O mesmo cuidado é percebido na ambientação da casa, que tem projeto arquitetônico assinado por Beth Nejm. A paisagem é inspiradora, com vista para o haras, e a decoração interna é rústica e elegante, com flores secas espalhadas pelo ambiente. Como o nome entrega, a inspiração veio de casas de fazendas argentinas.
 
No salão principal, uma imponente adega atrai os olhares. No local repousam cerca de 800 rótulos de vinhos vindos principalmente dos dois países homenageados pelo estabelecimento. A carta foi elaborada pelo sommelier Rodrigo China e apresenta mais de cem rótulos, como espumantes, brancos, rosés, tintos e vinhos laranjas. Há várias opções de bom custo-benefício, como o tinto argentino Guanaco Ruble, de corpo médio e agradável no paladar, que custa R$ 125. Um diferencial da carta é a parceria exclusiva com vinhos da Família Mastrantonio. “É de um italiano que produz vinhos na Argentina, tem tudo a ver com o nosso conceito”, diz Vinicius Veloso, um dos sócios.
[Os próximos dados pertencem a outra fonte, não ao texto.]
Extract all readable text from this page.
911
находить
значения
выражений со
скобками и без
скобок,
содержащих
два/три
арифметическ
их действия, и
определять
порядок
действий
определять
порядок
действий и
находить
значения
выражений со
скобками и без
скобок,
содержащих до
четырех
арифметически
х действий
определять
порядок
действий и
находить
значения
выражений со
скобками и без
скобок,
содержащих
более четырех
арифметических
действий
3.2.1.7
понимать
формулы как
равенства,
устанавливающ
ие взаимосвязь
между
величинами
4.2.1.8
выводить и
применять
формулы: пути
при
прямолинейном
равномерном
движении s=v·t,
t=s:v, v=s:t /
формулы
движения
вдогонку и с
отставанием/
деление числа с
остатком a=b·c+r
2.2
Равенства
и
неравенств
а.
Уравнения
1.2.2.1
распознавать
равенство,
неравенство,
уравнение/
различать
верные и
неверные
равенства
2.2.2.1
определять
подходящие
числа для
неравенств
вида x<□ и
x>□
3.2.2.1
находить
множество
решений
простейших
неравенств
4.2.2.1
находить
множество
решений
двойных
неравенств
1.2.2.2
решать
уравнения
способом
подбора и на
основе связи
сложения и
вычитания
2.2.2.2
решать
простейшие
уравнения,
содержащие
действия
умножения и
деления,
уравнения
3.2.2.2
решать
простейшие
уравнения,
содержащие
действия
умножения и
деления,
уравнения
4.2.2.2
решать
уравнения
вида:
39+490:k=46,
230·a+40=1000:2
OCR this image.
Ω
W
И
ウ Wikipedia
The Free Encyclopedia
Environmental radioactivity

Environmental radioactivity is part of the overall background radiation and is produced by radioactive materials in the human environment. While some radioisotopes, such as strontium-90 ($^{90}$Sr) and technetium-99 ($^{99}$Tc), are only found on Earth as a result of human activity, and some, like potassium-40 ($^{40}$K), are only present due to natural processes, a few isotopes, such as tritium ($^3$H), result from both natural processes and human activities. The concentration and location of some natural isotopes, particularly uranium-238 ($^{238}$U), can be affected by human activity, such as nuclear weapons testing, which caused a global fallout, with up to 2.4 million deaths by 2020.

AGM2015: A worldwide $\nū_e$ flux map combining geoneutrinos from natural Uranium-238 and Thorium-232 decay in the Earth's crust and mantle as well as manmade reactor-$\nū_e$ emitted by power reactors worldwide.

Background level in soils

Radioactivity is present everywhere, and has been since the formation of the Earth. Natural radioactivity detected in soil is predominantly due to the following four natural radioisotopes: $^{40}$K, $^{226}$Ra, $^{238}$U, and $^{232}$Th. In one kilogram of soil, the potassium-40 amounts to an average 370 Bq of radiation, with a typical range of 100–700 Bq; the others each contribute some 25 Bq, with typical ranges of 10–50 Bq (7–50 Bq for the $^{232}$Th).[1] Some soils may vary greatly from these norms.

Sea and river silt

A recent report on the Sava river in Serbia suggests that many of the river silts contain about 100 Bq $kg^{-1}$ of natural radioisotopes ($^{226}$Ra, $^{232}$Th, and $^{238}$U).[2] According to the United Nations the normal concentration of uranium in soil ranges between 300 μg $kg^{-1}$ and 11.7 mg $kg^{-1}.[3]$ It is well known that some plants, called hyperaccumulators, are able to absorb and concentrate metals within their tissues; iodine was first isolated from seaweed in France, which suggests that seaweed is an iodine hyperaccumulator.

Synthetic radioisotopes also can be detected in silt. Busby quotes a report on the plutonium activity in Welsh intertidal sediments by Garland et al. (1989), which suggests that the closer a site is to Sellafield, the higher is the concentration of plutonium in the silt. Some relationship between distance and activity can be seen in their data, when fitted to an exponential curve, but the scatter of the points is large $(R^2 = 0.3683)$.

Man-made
EXPANSÃO A agenda de novidades do grupo Chalezinho continua com a chama acesa. Mal inauguraram o Hacienda 1979, os sócios já estão envolvidos na abertura de um novo negócio. “Em junho vamos inaugurar uma casa em Gramado”, adianta Vinicius. A cidade do Rio Grande do Sul com intensa atividade turística vai receber uma unidade do restaurante Era uma vez um Chalezinho, que fez fama em Minas Gerais. “É um retorno às nossas origens, pois Gramado foi a inspiração para a criação da primeira de nossas casas”, celebra o empresário. 




 
Hacienda 1979
Rua Atlas, 464, Vale do Sol, Nova Lima, (31) 99286-0042
 
Cogumelos grelhados na parrilla com 
fonduta de queijo, acompanhados 
de tostadas de focaccia

Ingredientes

200ml de creme de leite; 400g de parmesão; 100g de farinha de trigo;100g 
de manteiga; 100ml de vinho branco; sal e pimenta. 50g de cogumelo shitake; 50g de cogumelo de Paris; 50g de cogumelo shimeji; 20g de bacon; 20g de croutons; 2 fatias de focaccia; 5ml de azeite de trufa; 5ml de azeite de 
oliva; 1g de salsa; 5g de brotos.

Modo de fazer

Coloque a manteiga e a farinha em uma panela e misture em fogo baixo. Adicione o creme de leite e deixe engrossar. Após reduzir, adicione o vinho branco e deixe evaporar um pouco do álcool. Em seguida, coloque o parmesão e desligue o fogo. Leve ao liquidificador até obter uma consistência lisa e homogênea. Tempere com sal e pimenta. Reserve. Em uma frigideira, coloque o azeite de oliva e os cogumelos laminados em fatias mais grossas, sal e pimenta a gosto. Frite o bacon em cubos pequenos e leve os pães à frigideira quente para dar uma dourada. Para a montagem, coloque o molho em um prato fundo. Em seguida, inclua os cogumelos, a salsinha, o bacon e os croutons. Repouse as fatias do pão em um dos lados do prato e use o azeite trufado e os brotos para finalizar.